Use smaller fish for this purpose than for boiling. Clean, wipe dry, inside and out, dredge with flour and season with salt. Fry in hot butter or dripping. A mixture, half butter, half lard, is good for frying fish. The bass should be done to a delicate brown—not to a crisp. The fashion affected by some cooks of drying fried fish to a crust is simply abominable.

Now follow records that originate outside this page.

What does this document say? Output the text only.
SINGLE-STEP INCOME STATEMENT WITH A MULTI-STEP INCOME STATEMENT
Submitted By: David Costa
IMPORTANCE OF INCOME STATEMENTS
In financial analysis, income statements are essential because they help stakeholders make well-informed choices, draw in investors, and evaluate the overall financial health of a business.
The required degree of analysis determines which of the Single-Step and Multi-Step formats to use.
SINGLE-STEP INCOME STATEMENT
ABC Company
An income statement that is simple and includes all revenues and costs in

Fried bass are a most acceptable breakfast dish.

Sturgeon Steak.

Skin the steaks carefully and lay in salted water (cold) for an hour, to remove the oily taste, so offensive to most palates. Then wipe each steak dry, salt, and broil over hot coals on a buttered gridiron. Serve in a hot dish when you have buttered and peppered them, and send up garnished with parsley and accompanied by a small glass dish containing sliced lemon.

Or,

You can pour over them a sauce prepared in this way:—

Put a tablespoonful of butter into a frying-pan, and stir until it is brown—not burned. Add a half-teacupful of boiling water in which has been stirred a tablespoonful of browned flour previously wet with cold water. Add salt, a teaspoonful Worcestershire sauce or anchovy, the juice of a lemon, and let it boil up well. Pour over the steaks when you have arranged them in the dish.

Baked Sturgeon.

A piece of sturgeon weighing five or six pounds is enough for a handsome dish. Skin it and let it stand in salt and water for half an hour. Parboil it to remove the oil. Make a dressing of bread-crumbs, minute bits of fat salt pork, sweet herbs, and butter. Gash the upper part of the fish quite deeply, and rub this force-meat well in; put in a baking-pan with a little water to keep it from burning, and bake for an hour.

Serve with a sauce of drawn butter, in which has been stirred a spoonful of caper sauce and another of catsup.